The meeting done, I was taken back to get my large dose.  It was very anticlimactic.  The people in Haz-Mat suits?  Not there.  The big-ass lead cup?  Meh.  Not so big.  The pill was also not too big- the size of a Tylenol maybe.  I put on gloves, took the pill, and washed it down with water.  I had taken my anti-nausea medication one hour before.  I was told that if I did get nauseous it would probably be in the first half hour.  One minute in, so far so good.

When we pulled up in front of the house  I noticed some pink hearts drawn in chalk on the risers of our stairs.  I thought, how sweet.  The kids were drawing while they waited to leave.  When I got up to the walkway though, I saw that they had drawn and written a lot more.  In big letters, 'We miss you Mom',  'The Boy & The Girl love you Mom', and 'Family' with a picture of all of us decorated the walkway.  It was just about the best thing ever.  Totally, totally made my day.  The kids.  They rock my world.
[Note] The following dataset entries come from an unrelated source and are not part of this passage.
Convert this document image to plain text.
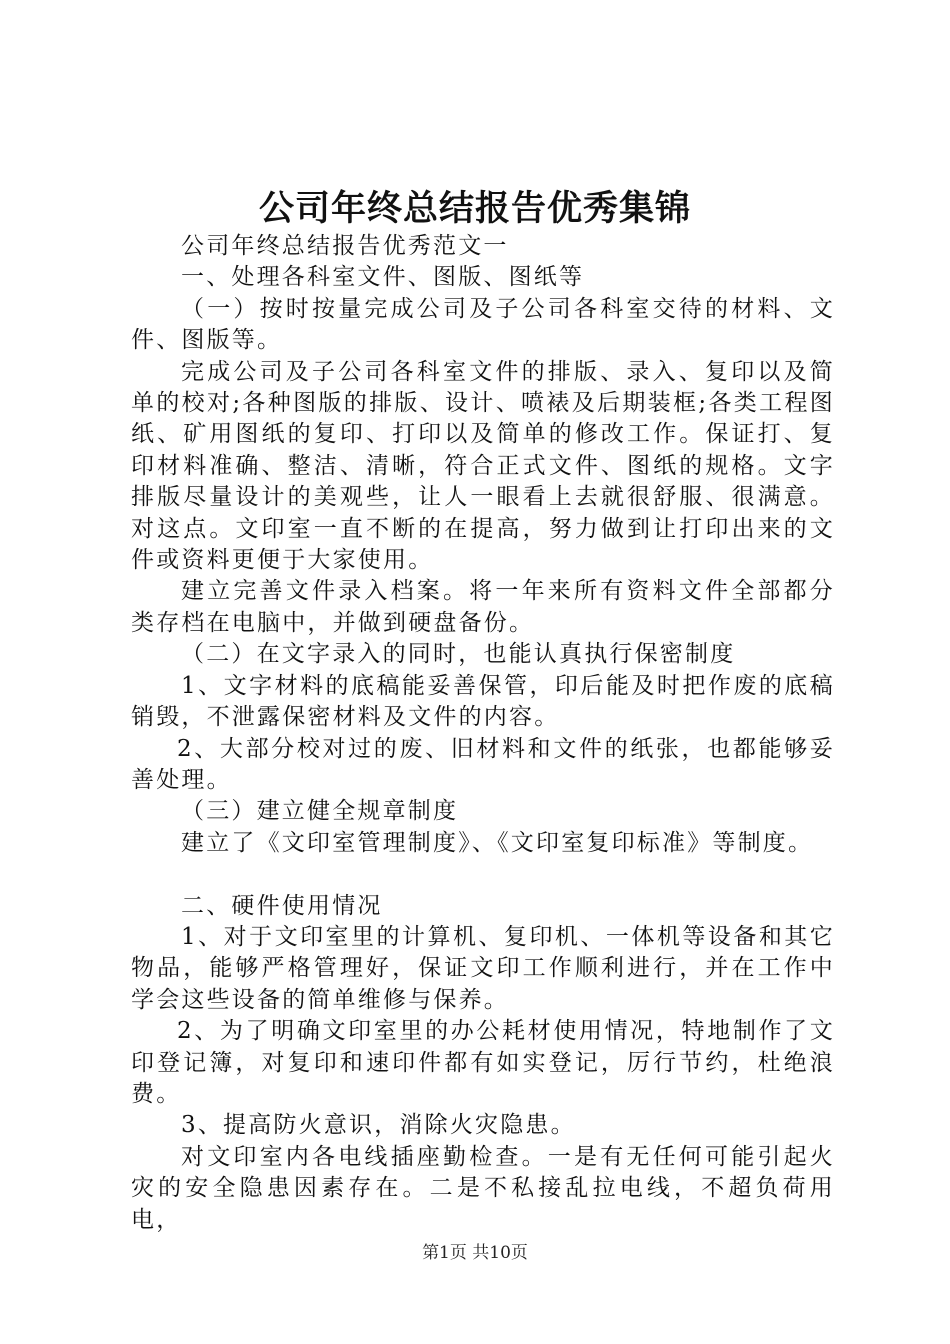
公司年终总结报告优秀集锦

公司年终总结报告优秀范文一

一、处理各科室文件、图版、图纸等

（一）按时按量完成公司及子公司各科室交待的材料、文件、图版等。

完成公司及子公司各科室文件的排版、录入、复印以及简单的校对;各种图版的排版、设计、喷裱及后期装框;各类工程图纸、矿用图纸的复印、打印以及简单的修改工作。保证打、复印材料准确、整洁、清晰，符合正式文件、图纸的规格。文字排版尽量设计的美观些，让人一眼看上去就很舒服、很满意。对这点。文印室一直不断的在提高，努力做到让打印出来的文件或资料更便于大家使用。

建立完善文件录入档案。将一年来所有资料文件全部都分类存档在电脑中，并做到硬盘备份。

（二）在文字录入的同时，也能认真执行保密制度

1、文字材料的底稿能妥善保管，印后能及时把作废的底稿销毁，不泄露保密材料及文件的内容。

2、大部分校对过的废、旧材料和文件的纸张，也都能够妥善处理。

（三）建立健全规章制度

建立了《文印室管理制度》、《文印室复印标准》等制度。

二、硬件使用情况

1、对于文印室里的计算机、复印机、一体机等设备和其它物品，能够严格管理好，保证文印工作顺利进行，并在工作中学会这些设备的简单维修与保养。

2、为了明确文印室里的办公耗材使用情况，特地制作了文印登记簿，对复印和速印件都有如实登记，厉行节约，杜绝浪费。

3、提高防火意识，消除火灾隐患。

对文印室内各电线插座勤检查。一是有无任何可能引起火灾的安全隐患因素存在。二是不私接乱拉电线，不超负荷用电，

第1页 共10页
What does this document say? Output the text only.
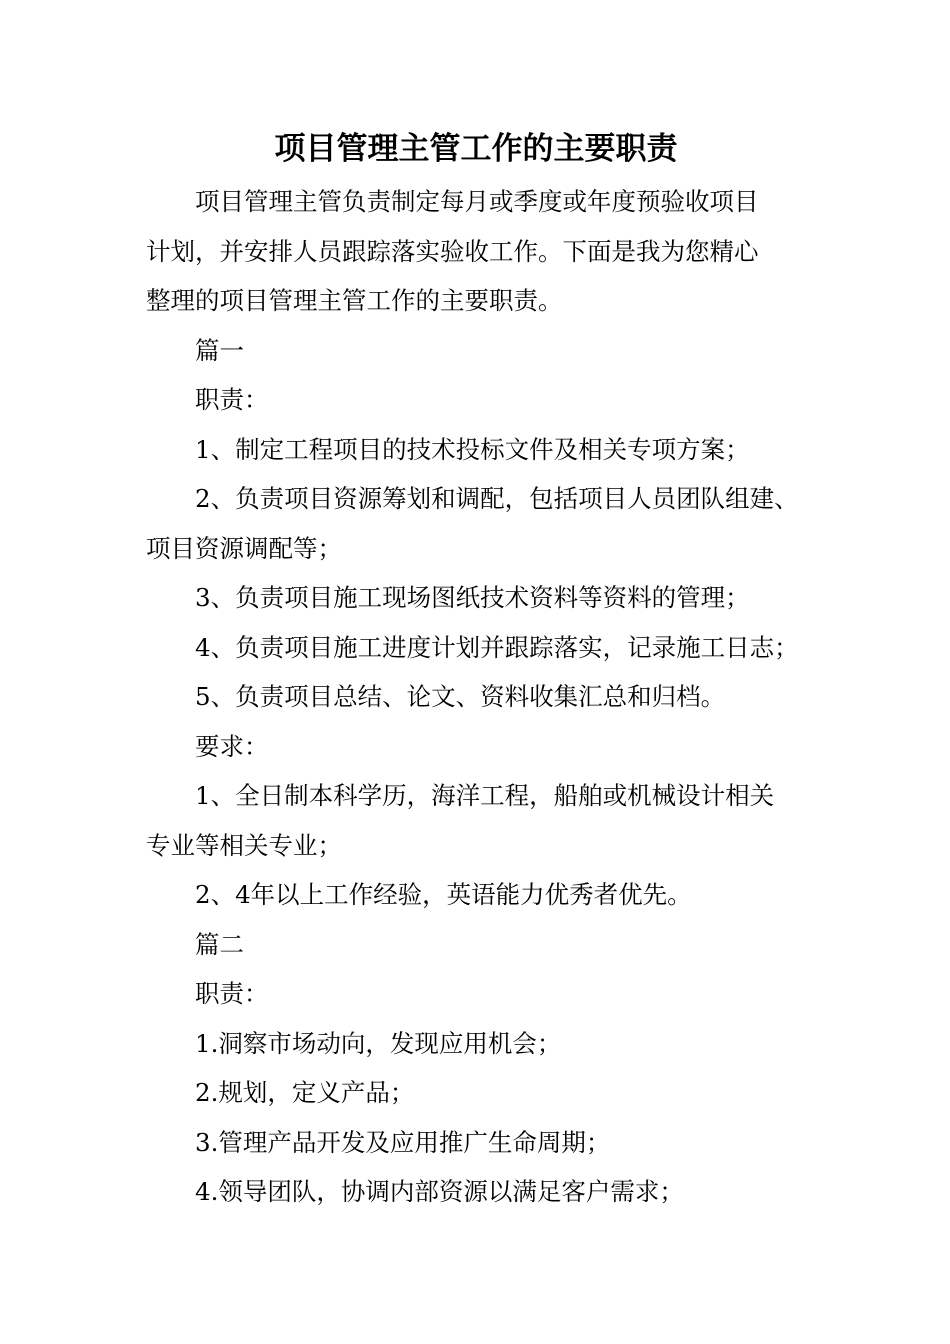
项目管理主管工作的主要职责
项目管理主管负责制定每月或季度或年度预验收项目
计划，并安排人员跟踪落实验收工作。下面是我为您精心
整理的项目管理主管工作的主要职责。
篇一
职责：
1、制定工程项目的技术投标文件及相关专项方案；
2、负责项目资源筹划和调配，包括项目人员团队组建、
项目资源调配等；
3、负责项目施工现场图纸技术资料等资料的管理；
4、负责项目施工进度计划并跟踪落实，记录施工日志；
5、负责项目总结、论文、资料收集汇总和归档。
要求：
1、全日制本科学历，海洋工程，船舶或机械设计相关
专业等相关专业；
2、4年以上工作经验，英语能力优秀者优先。
篇二
职责：
1.洞察市场动向，发现应用机会；
2.规划，定义产品；
3.管理产品开发及应用推广生命周期；
4.领导团队，协调内部资源以满足客户需求；
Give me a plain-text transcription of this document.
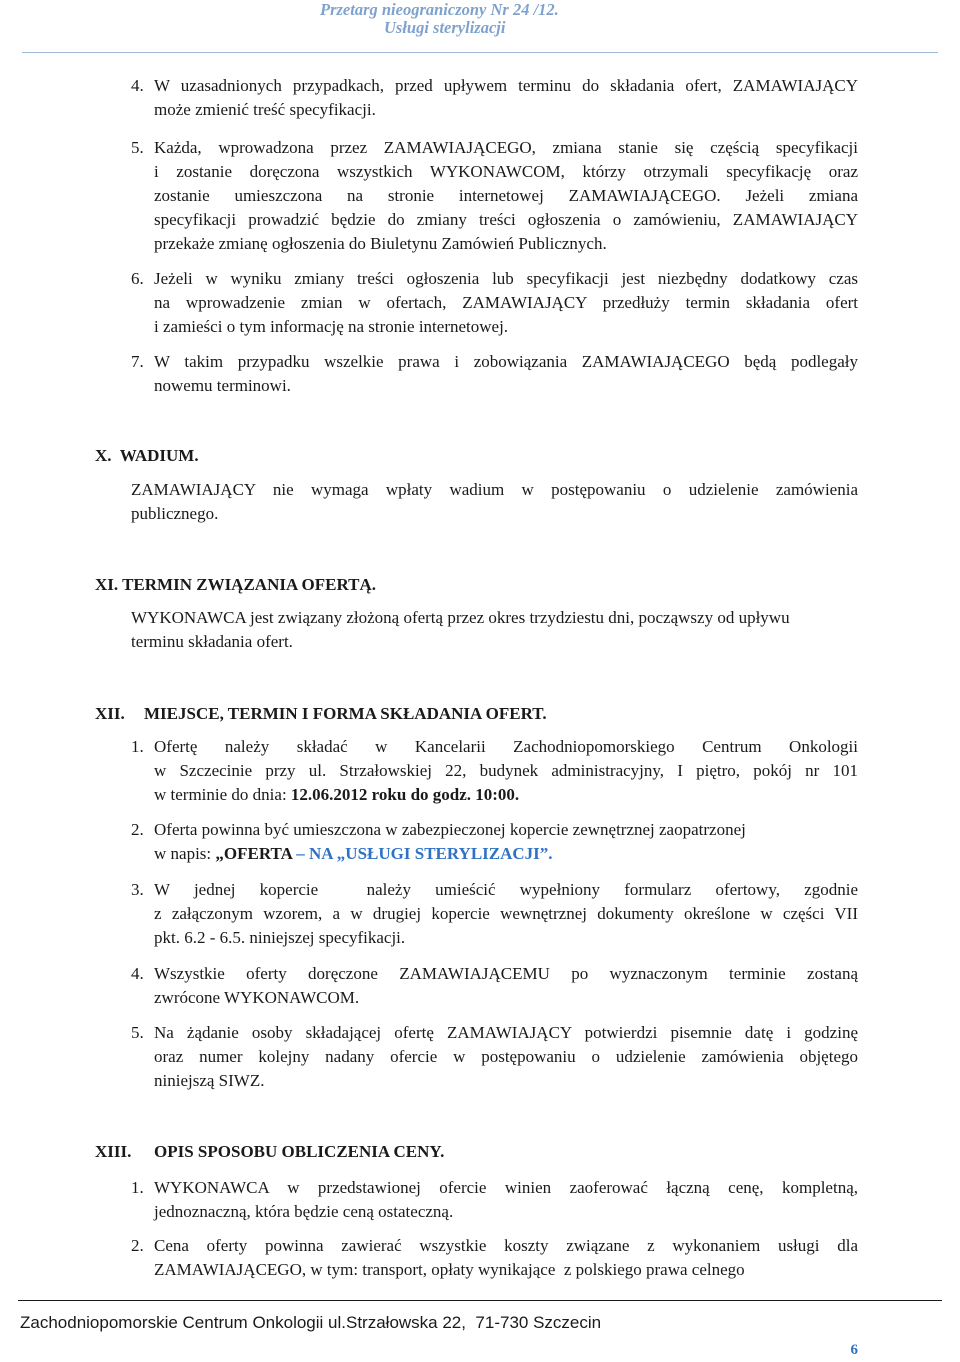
Przetarg nieograniczony Nr 24 /12.
Usługi sterylizacji
4. W uzasadnionych przypadkach, przed upływem terminu do składania ofert, ZAMAWIAJĄCY
może zmienić treść specyfikacji.
5. Każda, wprowadzona przez ZAMAWIAJĄCEGO, zmiana stanie się częścią specyfikacji
i zostanie doręczona wszystkich WYKONAWCOM, którzy otrzymali specyfikację oraz
zostanie umieszczona na stronie internetowej ZAMAWIAJĄCEGO. Jeżeli zmiana
specyfikacji prowadzić będzie do zmiany treści ogłoszenia o zamówieniu, ZAMAWIAJĄCY
przekaże zmianę ogłoszenia do Biuletynu Zamówień Publicznych.
6. Jeżeli w wyniku zmiany treści ogłoszenia lub specyfikacji jest niezbędny dodatkowy czas
na wprowadzenie zmian w ofertach, ZAMAWIAJĄCY przedłuży termin składania ofert
i zamieści o tym informację na stronie internetowej.
7. W takim przypadku wszelkie prawa i zobowiązania ZAMAWIAJĄCEGO będą podlegały
nowemu terminowi.
X.  WADIUM.
ZAMAWIAJĄCY nie wymaga wpłaty wadium w postępowaniu o udzielenie zamówienia
publicznego.
XI. TERMIN ZWIĄZANIA OFERTĄ.
WYKONAWCA jest związany złożoną ofertą przez okres trzydziestu dni, począwszy od upływu
terminu składania ofert.
XII. MIEJSCE, TERMIN I FORMA SKŁADANIA OFERT.
1. Ofertę należy składać w Kancelarii Zachodniopomorskiego Centrum Onkologii
w Szczecinie przy ul. Strzałowskiej 22, budynek administracyjny, I piętro, pokój nr 101
w terminie do dnia: 12.06.2012 roku do godz. 10:00.
2. Oferta powinna być umieszczona w zabezpieczonej kopercie zewnętrznej zaopatrzonej
w napis: „OFERTA – NA „USŁUGI STERYLIZACJI”.
3. W jednej kopercie  należy umieścić wypełniony formularz ofertowy, zgodnie
z załączonym wzorem, a w drugiej kopercie wewnętrznej dokumenty określone w części VII
pkt. 6.2 - 6.5. niniejszej specyfikacji.
4. Wszystkie oferty doręczone ZAMAWIAJĄCEMU po wyznaczonym terminie zostaną
zwrócone WYKONAWCOM.
5. Na żądanie osoby składającej ofertę ZAMAWIAJĄCY potwierdzi pisemnie datę i godzinę
oraz numer kolejny nadany ofercie w postępowaniu o udzielenie zamówienia objętego
niniejszą SIWZ.
XIII. OPIS SPOSOBU OBLICZENIA CENY.
1. WYKONAWCA w przedstawionej ofercie winien zaoferować łączną cenę, kompletną,
jednoznaczną, która będzie ceną ostateczną.
2. Cena oferty powinna zawierać wszystkie koszty związane z wykonaniem usługi dla
ZAMAWIAJĄCEGO, w tym: transport, opłaty wynikające  z polskiego prawa celnego
Zachodniopomorskie Centrum Onkologii ul.Strzałowska 22,  71-730 Szczecin
6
My mom picked up her things and headed back to Baltimore.  The house was quiet.  I had been told to definitely take it easy for the first couple of days.  I made myself some matzo crackers with peanut butter & jelly, and settled down in front of the tv.  All set for some R&R.

1 comment:

  1. That is so lovely! Pink hearts! That made me mist up. And the extra-cheesy lasagna? MAN. Sounds like a good way to fight of isolation blues!